Nos résultats contrastent avec ceux de Lara-Carrasco et al. (2009) décrivant une réduction de la sensibilité face à des images négatives, suite à une privation de stade REM. La cohérence entre ces travaux et nos résultats aurait exigé une augmentation, ou au moins une absence de variation de la sensibilité suite à cette privation. Toutefois, d’un point de vue méthodologique, deux facteurs sont à prendre en compte. Premièrement, nous avons utilisé des expressions faciales, là où Lara-Carrasco et al. (2009) ont utilisé des photographies de scènes négatives, ce qui pourrait entrainer un traitement différent de l’information émotionnelle. Deuxièmement, nos travaux sont effectués suivant une nuit de sommeil non perturbé, les différences de résultats sont donc à considérer également en fonction de la possible fatigue des participants.

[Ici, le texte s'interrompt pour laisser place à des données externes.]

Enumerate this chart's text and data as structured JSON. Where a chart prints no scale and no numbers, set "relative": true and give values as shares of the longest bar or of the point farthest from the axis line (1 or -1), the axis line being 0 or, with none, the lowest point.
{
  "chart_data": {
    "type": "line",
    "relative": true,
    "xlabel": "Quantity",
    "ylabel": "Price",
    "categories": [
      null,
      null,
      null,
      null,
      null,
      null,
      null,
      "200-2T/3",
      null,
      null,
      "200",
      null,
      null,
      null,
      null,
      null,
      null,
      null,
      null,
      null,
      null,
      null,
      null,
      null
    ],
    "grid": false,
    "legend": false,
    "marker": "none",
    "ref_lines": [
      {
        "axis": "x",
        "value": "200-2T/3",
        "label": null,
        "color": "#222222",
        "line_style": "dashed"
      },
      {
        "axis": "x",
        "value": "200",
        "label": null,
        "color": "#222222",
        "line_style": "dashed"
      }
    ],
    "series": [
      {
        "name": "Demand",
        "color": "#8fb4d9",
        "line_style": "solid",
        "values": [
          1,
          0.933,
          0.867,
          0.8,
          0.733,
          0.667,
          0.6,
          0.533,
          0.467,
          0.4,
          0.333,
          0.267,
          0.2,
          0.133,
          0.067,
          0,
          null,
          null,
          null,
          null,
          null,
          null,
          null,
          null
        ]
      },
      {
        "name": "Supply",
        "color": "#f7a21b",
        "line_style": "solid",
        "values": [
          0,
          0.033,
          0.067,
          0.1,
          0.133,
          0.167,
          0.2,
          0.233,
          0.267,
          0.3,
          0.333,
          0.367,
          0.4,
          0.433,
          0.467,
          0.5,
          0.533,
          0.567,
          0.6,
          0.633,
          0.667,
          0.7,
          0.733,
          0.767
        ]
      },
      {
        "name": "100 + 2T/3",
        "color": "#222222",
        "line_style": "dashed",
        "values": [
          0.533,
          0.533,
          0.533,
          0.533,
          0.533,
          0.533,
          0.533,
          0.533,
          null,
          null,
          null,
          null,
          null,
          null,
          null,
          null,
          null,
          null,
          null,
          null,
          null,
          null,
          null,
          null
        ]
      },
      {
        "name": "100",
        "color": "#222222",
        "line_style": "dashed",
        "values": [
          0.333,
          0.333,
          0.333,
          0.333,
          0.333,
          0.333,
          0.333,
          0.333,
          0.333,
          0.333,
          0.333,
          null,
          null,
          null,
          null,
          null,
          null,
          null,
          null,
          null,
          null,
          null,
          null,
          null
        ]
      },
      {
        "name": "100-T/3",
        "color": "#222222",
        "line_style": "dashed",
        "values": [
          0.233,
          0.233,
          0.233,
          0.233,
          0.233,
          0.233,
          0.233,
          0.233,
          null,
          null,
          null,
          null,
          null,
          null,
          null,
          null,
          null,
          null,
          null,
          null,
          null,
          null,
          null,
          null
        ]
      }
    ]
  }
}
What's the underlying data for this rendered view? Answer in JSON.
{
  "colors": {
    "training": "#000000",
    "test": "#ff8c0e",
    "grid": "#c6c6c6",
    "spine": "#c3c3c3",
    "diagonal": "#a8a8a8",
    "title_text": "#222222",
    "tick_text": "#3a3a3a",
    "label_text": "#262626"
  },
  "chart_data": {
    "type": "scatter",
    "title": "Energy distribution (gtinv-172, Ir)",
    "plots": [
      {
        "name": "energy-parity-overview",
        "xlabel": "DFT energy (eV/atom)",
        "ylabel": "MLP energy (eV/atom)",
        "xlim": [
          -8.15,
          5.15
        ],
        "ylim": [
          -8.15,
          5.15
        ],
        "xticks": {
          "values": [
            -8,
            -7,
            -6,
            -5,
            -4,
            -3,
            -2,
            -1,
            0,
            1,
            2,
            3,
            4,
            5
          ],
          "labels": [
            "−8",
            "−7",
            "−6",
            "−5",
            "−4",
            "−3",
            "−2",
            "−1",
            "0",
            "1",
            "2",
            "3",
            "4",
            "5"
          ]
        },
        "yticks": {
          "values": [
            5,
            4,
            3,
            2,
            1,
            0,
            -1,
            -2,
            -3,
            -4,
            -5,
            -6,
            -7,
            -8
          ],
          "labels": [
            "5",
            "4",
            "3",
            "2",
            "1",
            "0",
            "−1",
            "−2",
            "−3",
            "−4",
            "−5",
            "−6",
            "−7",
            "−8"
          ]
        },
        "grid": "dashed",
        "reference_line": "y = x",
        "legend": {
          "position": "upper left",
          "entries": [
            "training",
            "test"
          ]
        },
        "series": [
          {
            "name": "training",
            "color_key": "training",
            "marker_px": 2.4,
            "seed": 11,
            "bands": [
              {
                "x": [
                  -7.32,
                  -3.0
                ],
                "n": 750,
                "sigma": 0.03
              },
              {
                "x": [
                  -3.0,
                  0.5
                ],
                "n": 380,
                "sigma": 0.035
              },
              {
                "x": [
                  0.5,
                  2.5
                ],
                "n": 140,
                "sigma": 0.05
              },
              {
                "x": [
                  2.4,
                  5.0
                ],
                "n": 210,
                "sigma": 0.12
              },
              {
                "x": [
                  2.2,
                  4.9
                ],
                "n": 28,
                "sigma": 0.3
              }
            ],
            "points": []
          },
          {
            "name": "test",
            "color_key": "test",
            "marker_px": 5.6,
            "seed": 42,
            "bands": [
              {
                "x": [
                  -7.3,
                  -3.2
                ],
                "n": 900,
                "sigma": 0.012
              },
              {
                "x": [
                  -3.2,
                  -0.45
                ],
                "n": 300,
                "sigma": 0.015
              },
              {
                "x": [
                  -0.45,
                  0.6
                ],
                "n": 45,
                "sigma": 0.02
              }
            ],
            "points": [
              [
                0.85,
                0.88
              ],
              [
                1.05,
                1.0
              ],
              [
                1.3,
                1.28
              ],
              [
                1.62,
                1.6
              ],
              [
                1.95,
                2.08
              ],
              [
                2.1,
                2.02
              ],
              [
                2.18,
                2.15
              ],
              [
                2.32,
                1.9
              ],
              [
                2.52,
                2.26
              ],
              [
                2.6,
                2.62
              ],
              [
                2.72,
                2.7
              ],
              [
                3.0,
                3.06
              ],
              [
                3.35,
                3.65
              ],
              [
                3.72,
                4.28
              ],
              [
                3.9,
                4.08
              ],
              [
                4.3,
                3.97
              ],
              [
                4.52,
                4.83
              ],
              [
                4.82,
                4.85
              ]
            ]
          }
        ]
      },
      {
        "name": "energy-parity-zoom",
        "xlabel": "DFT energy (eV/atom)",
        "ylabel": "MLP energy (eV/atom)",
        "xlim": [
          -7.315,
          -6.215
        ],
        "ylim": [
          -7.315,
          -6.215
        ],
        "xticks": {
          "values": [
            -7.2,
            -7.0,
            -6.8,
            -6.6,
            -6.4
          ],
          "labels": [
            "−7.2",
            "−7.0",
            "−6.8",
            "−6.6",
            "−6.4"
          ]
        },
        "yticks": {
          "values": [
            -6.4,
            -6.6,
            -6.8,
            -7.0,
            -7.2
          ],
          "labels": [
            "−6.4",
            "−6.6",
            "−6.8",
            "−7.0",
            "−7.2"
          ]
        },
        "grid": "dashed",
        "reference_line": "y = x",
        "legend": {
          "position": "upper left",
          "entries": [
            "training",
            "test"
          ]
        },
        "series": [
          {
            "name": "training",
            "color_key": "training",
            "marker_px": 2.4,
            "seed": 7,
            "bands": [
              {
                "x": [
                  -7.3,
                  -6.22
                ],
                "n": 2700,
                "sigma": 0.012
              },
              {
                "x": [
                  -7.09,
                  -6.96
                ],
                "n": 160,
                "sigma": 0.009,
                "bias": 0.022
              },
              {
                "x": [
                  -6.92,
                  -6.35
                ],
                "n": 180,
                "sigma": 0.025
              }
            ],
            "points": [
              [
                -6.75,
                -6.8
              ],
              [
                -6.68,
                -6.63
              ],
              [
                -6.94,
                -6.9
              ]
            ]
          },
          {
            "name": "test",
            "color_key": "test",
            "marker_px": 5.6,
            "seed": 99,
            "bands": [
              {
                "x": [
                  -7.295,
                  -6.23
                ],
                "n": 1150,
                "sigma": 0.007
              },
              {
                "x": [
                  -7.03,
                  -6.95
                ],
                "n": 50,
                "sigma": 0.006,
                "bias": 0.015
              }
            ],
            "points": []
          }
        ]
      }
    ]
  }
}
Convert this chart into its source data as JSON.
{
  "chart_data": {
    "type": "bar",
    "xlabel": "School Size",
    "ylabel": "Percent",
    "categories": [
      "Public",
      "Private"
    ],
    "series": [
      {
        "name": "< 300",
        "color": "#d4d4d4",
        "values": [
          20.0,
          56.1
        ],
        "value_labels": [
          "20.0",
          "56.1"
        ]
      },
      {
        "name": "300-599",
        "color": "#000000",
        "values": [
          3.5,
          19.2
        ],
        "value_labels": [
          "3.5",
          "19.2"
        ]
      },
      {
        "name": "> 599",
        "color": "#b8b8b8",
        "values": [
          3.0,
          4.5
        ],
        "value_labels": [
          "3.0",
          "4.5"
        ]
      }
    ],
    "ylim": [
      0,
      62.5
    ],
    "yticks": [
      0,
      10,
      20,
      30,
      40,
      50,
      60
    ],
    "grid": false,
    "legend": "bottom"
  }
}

L’un des atouts de notre étude est, pour la première fois à notre connaissance, l’évaluation les corrélats centraux des modifications de la sensibilité émotionnelle posthypnique. Ainsi, la baisse de sensibilité pour les expressions faciales congruentes à la condition d’induction émotionnelle préhypnique semble mettre en jeu les processus précoces du traitement de l’information visuelle, indicé par la modulation de l’amplitude de la P100.

Il est connu que l’activité amygdalienne est positivement corrélée à l’amplitude de la P100 (Rotshtein et al., 2010). De plus, il est également reconnu que l’amygdale joue un rôle dans le traitement des émotions de base, qu’elles soient positives ou négatives (Sander et al., 2003; Sergerie et al., 2008). Aussi, les travaux de van der Helm et al. (2011) ont montré que la quantité de stade REM était corrélée à une diminution de l’activité amygdalienne lors de la réexposition à des stimulations émotionnelles, et aurait donc un rôle dans la dépotentialisation des informations émotionnelles. Cette réduction de l’activité amygdalienne pourrait alors se répercuter, d’une part sur la sensibilité émotionnelle et, d’autre part, sur l’amplitude de la P100 liée au traitement de l’information.

Par ailleurs, l’absence de variation au niveau de la VPP pourrait indiquer que le traitement des visages n’est pas spécifiquement impacté par notre procédure. Toutefois, dans la mesure où le traitement visuel précoce l’est, nous pouvons supposer que ce phénomène ne serait pas dépendant du type de stimulations visuelles émotionnelles.

4.2.3. Conclusion

Cette étude met en évidence, pour la première fois à notre connaissance, une congruence entre l’état émotionnel préhypnique et la sensibilité émotionnelle posthypnique, au niveau comportementale et neurocognitif. Les présentes données plaident en faveur d’un rôle du sommeil dans l’intégration et l’adaptation, en fonction de l’état émotionnel préhypnique, de la réactivité émotionnelle posthypnique. Dès lors, sur la base de la littérature, il n’est pas incohérent de plaider un rôle du sommeil dans l’expression de cette congruence. Dans cette

perspective, nous avons proposé que le stade REM puisse participer à la mise en œuvre d’une véritable homéostasie émotionnelle, assurant des liens adaptatifs entre les phases diurnes et nocturnes. Une telle homéostasie serait mesurée par le biais de l’intégration mnésique des expériences émotionnelles en lien avec les nécessités environnementales. Ce mécanisme impliquerait une modulation de la réactivité amygdalienne, indicé par les modifications précoces des potentiels évoqués perceptifs.